More recently biodegradable materials have been employed to seal the vascular puncture and, due to their dissolution over time, improve patient comfort and reduce complications. Because rapid hemostasis can improve patient outcome and reduce medical costs, further improvements in vascular sealants would be beneficial.
Though presently in use, many current sealant technologies facilitate hemostasis of a wound puncture by physically clogging the tissue tract. This physical occlusion replaces manual compression, but certain of such polymeric sealants have a relatively weak polymer network integrity, which can increase time to hemostasis.
Various biological approaches to vascular closure have been used such as a device and method that includes inserting a vessel plug or sealant into the incision or puncture until the distal end of the vessel plug is adjacent to the outer lumen of the blood vessel. The vessel plug is positioned so that it does not obstruct the flow of fluid through the blood vessel or target organ. The precise positioning of the vessel plug in the incision or puncture is accomplished through the use of a balloon catheter or a cylindrical insertion assembly having a proximal plunger member associated therewith. Another biological closure can deploy a collagen plug to seal the closure. In order to block the collagen from entering the vessel, a footplate is installed on the interior of the blood vessel. The footplate is held in place with a suture.

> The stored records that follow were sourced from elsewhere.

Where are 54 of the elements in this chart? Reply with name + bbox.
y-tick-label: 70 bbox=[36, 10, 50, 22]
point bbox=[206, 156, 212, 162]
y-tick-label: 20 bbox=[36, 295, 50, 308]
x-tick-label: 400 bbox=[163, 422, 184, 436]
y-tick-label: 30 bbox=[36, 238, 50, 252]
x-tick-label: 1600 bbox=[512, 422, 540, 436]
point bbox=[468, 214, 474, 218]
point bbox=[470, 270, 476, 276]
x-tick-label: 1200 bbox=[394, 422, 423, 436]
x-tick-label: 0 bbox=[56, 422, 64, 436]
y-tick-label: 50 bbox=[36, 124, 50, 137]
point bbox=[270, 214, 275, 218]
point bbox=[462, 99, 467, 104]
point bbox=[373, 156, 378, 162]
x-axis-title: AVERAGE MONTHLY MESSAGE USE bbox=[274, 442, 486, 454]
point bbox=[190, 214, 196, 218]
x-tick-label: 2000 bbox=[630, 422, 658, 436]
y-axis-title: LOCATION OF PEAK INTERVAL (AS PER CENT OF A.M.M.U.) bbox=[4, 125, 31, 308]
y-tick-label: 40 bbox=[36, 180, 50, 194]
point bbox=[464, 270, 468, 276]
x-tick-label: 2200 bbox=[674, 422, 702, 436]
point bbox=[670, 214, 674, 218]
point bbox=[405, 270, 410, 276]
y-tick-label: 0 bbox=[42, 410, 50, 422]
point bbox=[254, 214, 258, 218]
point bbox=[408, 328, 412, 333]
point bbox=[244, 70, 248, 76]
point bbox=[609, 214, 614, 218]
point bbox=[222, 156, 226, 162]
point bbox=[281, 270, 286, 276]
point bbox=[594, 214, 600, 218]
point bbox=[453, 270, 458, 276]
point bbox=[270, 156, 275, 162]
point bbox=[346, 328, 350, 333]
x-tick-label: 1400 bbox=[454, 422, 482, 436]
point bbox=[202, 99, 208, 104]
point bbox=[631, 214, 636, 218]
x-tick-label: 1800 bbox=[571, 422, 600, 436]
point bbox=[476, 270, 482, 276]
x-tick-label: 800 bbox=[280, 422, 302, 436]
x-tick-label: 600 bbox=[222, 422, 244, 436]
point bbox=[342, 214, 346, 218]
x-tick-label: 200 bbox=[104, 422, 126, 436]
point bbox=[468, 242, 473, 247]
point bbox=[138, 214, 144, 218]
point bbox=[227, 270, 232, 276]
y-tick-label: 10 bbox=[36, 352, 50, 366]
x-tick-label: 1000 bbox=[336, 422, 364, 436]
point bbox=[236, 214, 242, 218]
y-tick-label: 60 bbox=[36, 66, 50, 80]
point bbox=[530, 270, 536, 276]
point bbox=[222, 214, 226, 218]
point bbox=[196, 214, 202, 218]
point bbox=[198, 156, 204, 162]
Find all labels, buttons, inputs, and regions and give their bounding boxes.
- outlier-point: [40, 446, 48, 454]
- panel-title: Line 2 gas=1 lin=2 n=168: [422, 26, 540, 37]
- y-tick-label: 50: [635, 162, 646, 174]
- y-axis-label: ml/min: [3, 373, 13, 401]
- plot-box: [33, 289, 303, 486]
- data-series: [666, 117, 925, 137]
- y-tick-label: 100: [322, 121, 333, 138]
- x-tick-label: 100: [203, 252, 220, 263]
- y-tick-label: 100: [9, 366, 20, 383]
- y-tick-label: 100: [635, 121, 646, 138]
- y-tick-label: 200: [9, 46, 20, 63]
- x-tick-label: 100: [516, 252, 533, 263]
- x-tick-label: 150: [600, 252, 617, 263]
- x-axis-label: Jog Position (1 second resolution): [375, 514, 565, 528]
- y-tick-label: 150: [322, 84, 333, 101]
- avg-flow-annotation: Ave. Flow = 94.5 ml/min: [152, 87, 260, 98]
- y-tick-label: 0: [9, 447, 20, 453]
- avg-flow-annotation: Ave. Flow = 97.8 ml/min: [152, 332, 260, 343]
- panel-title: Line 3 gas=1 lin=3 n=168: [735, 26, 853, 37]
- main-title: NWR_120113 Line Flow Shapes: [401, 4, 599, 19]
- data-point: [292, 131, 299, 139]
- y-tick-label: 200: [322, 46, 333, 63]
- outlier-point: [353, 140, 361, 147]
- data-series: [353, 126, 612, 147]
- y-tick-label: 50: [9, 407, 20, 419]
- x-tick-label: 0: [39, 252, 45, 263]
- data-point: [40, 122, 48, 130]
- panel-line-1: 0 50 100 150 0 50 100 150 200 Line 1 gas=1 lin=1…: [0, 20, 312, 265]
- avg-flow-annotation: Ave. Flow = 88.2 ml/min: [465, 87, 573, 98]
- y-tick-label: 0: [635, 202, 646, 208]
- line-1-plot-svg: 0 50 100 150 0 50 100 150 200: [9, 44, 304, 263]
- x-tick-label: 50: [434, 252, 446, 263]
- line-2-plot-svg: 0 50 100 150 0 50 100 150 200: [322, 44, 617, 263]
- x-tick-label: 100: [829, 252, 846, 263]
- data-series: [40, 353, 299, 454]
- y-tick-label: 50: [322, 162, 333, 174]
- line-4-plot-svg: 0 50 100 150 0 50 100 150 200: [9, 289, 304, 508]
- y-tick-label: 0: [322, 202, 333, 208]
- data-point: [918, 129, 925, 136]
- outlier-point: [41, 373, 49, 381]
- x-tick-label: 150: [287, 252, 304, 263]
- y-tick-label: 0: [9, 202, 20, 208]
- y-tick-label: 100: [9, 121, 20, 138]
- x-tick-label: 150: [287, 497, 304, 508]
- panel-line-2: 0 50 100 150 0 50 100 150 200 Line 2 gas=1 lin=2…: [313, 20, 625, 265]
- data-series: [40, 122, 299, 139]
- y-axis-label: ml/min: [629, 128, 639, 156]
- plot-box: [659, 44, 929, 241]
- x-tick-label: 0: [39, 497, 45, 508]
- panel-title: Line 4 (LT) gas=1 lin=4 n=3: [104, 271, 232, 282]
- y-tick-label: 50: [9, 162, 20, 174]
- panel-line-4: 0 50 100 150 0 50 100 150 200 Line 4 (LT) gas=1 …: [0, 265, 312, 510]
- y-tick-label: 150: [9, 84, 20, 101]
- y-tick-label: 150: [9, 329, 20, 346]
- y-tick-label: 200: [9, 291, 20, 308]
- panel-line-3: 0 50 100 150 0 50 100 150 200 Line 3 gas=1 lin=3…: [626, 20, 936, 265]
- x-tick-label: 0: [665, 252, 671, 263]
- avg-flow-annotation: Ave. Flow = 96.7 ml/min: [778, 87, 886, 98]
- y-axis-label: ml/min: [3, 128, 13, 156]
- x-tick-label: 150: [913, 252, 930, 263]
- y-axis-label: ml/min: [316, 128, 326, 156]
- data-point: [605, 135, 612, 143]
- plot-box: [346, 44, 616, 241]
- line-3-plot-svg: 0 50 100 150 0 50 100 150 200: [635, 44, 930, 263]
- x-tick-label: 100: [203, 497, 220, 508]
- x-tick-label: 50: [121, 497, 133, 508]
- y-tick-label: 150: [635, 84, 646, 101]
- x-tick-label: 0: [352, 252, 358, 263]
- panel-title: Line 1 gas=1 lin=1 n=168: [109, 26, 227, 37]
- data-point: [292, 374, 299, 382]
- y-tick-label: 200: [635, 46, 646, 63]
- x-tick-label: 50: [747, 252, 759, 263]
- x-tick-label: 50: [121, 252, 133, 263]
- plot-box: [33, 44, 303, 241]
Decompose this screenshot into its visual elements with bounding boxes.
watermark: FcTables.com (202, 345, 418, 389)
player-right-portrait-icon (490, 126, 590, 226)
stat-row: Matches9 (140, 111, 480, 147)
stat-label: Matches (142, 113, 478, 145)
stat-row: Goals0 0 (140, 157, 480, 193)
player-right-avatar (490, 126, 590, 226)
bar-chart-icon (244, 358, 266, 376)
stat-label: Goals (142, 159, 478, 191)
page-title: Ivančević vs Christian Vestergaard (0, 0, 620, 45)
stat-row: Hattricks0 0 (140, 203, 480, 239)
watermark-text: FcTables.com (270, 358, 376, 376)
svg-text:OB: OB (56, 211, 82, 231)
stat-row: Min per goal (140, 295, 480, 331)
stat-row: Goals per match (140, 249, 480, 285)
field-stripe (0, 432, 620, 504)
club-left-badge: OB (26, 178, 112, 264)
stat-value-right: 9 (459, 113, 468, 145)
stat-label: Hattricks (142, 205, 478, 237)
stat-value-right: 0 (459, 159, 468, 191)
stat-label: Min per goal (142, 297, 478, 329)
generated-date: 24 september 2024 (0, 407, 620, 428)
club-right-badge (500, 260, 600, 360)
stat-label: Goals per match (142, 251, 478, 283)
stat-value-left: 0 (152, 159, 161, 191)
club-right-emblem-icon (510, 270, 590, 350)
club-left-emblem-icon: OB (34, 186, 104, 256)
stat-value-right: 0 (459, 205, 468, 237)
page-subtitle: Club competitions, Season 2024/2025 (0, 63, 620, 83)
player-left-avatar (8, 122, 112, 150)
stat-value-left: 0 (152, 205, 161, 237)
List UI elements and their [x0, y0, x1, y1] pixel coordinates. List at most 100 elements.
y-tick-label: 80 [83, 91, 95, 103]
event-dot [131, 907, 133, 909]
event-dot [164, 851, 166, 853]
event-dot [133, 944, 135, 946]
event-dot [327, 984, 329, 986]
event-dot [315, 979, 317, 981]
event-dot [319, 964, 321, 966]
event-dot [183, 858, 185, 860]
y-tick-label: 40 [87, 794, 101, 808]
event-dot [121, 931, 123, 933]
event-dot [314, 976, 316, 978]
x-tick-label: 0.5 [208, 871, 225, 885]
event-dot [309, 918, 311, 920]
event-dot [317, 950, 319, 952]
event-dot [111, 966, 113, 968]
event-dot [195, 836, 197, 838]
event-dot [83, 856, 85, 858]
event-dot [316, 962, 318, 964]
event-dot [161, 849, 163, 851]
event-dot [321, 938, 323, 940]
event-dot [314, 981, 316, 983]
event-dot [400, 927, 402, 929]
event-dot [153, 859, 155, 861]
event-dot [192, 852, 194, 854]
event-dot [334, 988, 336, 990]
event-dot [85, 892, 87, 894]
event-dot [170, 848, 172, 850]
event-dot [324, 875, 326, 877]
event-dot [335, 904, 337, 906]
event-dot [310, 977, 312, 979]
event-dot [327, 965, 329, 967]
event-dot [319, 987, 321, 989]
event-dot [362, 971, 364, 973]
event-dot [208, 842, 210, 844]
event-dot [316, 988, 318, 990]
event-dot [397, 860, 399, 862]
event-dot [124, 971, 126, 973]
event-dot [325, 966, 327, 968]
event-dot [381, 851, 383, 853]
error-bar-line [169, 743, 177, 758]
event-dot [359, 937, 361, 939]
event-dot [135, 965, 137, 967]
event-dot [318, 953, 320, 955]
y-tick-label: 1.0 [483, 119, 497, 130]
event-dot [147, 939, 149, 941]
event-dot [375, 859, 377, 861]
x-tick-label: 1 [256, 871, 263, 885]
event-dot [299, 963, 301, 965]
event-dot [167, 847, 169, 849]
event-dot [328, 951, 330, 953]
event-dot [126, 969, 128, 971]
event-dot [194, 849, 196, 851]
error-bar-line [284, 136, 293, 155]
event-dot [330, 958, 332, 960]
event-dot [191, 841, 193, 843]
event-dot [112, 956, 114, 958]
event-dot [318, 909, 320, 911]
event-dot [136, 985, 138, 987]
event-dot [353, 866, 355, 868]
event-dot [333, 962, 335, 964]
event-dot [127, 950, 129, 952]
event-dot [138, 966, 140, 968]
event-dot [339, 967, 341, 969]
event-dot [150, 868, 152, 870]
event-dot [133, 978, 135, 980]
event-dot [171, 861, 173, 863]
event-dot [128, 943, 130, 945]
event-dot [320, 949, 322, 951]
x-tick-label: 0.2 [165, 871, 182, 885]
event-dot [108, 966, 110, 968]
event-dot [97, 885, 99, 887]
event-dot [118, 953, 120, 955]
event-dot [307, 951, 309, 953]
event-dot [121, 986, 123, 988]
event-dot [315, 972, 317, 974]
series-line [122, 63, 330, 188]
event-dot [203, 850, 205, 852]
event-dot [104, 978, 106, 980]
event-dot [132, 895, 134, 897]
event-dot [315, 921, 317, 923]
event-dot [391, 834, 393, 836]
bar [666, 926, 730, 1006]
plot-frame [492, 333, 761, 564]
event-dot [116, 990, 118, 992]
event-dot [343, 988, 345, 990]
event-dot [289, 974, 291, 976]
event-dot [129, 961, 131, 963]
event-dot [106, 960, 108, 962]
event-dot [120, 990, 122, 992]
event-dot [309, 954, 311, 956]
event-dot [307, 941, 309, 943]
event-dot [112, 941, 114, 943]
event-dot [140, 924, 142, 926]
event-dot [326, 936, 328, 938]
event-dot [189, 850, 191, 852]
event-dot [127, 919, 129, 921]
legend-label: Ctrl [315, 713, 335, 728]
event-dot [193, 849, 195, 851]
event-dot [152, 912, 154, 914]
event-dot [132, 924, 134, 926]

In one instance, a vascular closure device can include two synthetic polyethylene glycol (“PEG”) polymer powders that are mixed with appropriate buffers and injected through a femoral sheath at an arteriotomy site, e.g., as disclosed in U.S. Pat. No. 7,316,704. Accordingly, apparatus and methods for sealing a puncture through tissue would be useful. In particular, improving the efficacy (e.g., speed and/efficiency) of sealing a puncture would be useful.